The exiling of Damon is not being well-received in New York, which is hardly the tough and unsentimental town those of us from the alleged “Athens of America” want to believe. Teammates are expressing sorrow. The talk shows whine with regret. The tone of vox populi is overwhelmingly sympathetic. Even the hardened cynics of the tabloids are weeping.  Such respect is mighty rare, especially in such times as these when lamenting the loss of a millionaire is hardly in fashion. The only baseball man I ever recall ripping Damon was Joe Torre in his ill-advised book, and no one has been able to figure out what that was all about.

If the Yankees roll on next season with the replacements excelling, Cashman will take bows and the Steinbrenners will gloat. But if they falter, and elsewhere Damon and Matsui make fresh and grand statements, the recriminations will be dandy. The prospect is to be relished.

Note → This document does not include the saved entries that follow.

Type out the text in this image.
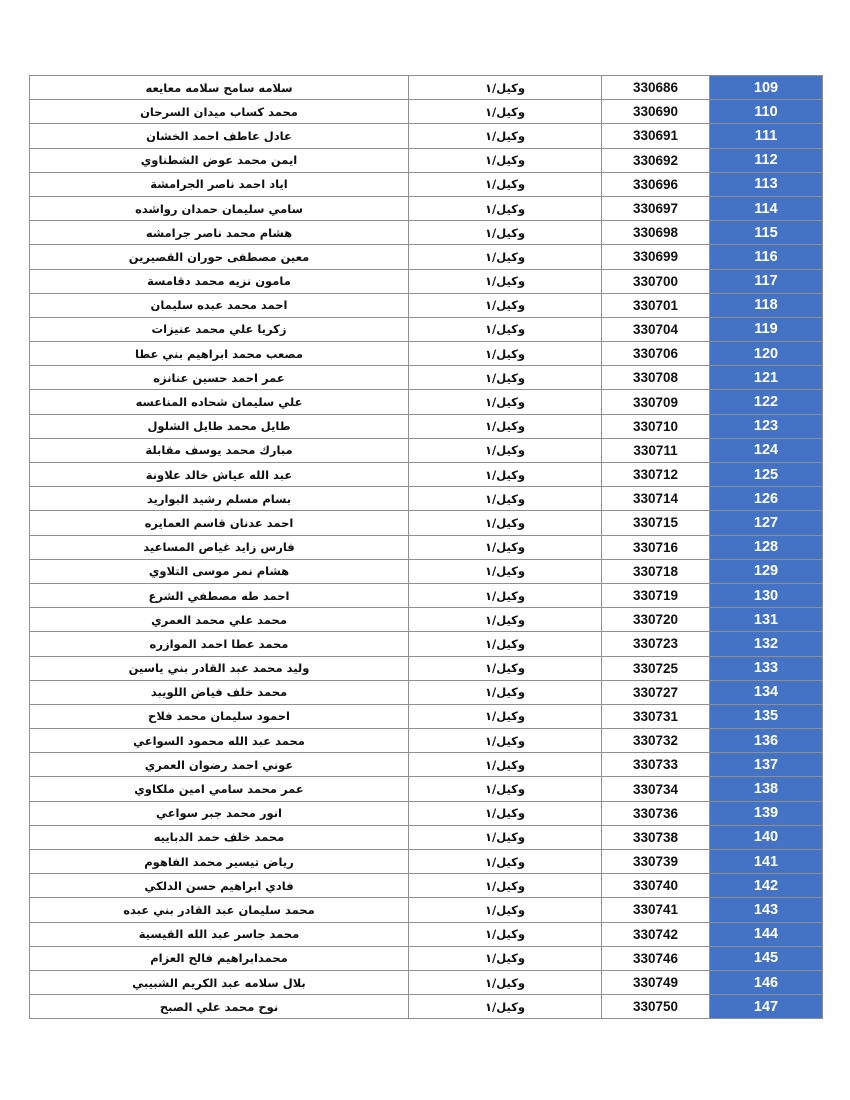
سلامه سامح سلامه معايعه	وكيل/١	330686	109
محمد كساب ميدان السرحان	وكيل/١	330690	110
عادل عاطف احمد الخشان	وكيل/١	330691	111
ايمن محمد عوض الشطناوي	وكيل/١	330692	112
اياد احمد ناصر الجرامشة	وكيل/١	330696	113
سامي سليمان حمدان رواشده	وكيل/١	330697	114
هشام محمد ناصر جرامشه	وكيل/١	330698	115
معين مصطفى حوران القصيرين	وكيل/١	330699	116
مامون نزيه محمد دقامسة	وكيل/١	330700	117
احمد محمد عبده سليمان	وكيل/١	330701	118
زكريا علي محمد عنيزات	وكيل/١	330704	119
مصعب محمد ابراهيم بني عطا	وكيل/١	330706	120
عمر احمد حسين عنانزه	وكيل/١	330708	121
علي سليمان شحاده المناعسه	وكيل/١	330709	122
طايل محمد طايل الشلول	وكيل/١	330710	123
مبارك محمد يوسف مقابلة	وكيل/١	330711	124
عبد الله عياش خالد علاونة	وكيل/١	330712	125
بسام مسلم رشيد البواريد	وكيل/١	330714	126
احمد عدنان قاسم العمايره	وكيل/١	330715	127
فارس زايد غياص المساعيد	وكيل/١	330716	128
هشام نمر موسى التلاوي	وكيل/١	330718	129
احمد طه مصطفي الشرع	وكيل/١	330719	130
محمد علي محمد العمري	وكيل/١	330720	131
محمد عطا احمد الموازره	وكيل/١	330723	132
وليد محمد عبد القادر بني ياسين	وكيل/١	330725	133
محمد خلف فياض اللويبد	وكيل/١	330727	134
احمود سليمان محمد فلاح	وكيل/١	330731	135
محمد عبد الله محمود السواعي	وكيل/١	330732	136
عوني احمد رضوان العمري	وكيل/١	330733	137
عمر محمد سامي امين ملكاوي	وكيل/١	330734	138
انور محمد جبر سواعي	وكيل/١	330736	139
محمد خلف حمد الدباييه	وكيل/١	330738	140
رياض تيسير محمد الفاهوم	وكيل/١	330739	141
فادي ابراهيم حسن الدلكي	وكيل/١	330740	142
محمد سليمان عبد القادر بني عبده	وكيل/١	330741	143
محمد جاسر عبد الله القيسية	وكيل/١	330742	144
محمدابراهيم فالح العزام	وكيل/١	330746	145
بلال سلامه عبد الكريم الشبيبي	وكيل/١	330749	146
نوح محمد علي الصبح	وكيل/١	330750	147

Damon and Matsui were not the most glittering of Yankee stars, but they played a choice role every bit as important and it’s a role long cherished in the Bronx. They were the “Old Reliables” in the grand tradition of Tommy Henrich and Hank Bauer and Lou Piniella and Paul O’Neill; smart, resourceful and steadfast players of high style and character always at their best on the big stage, when the stakes were highest and the din was greatest.

They were the Big Game Guys. Such cats are rare – in any dodge!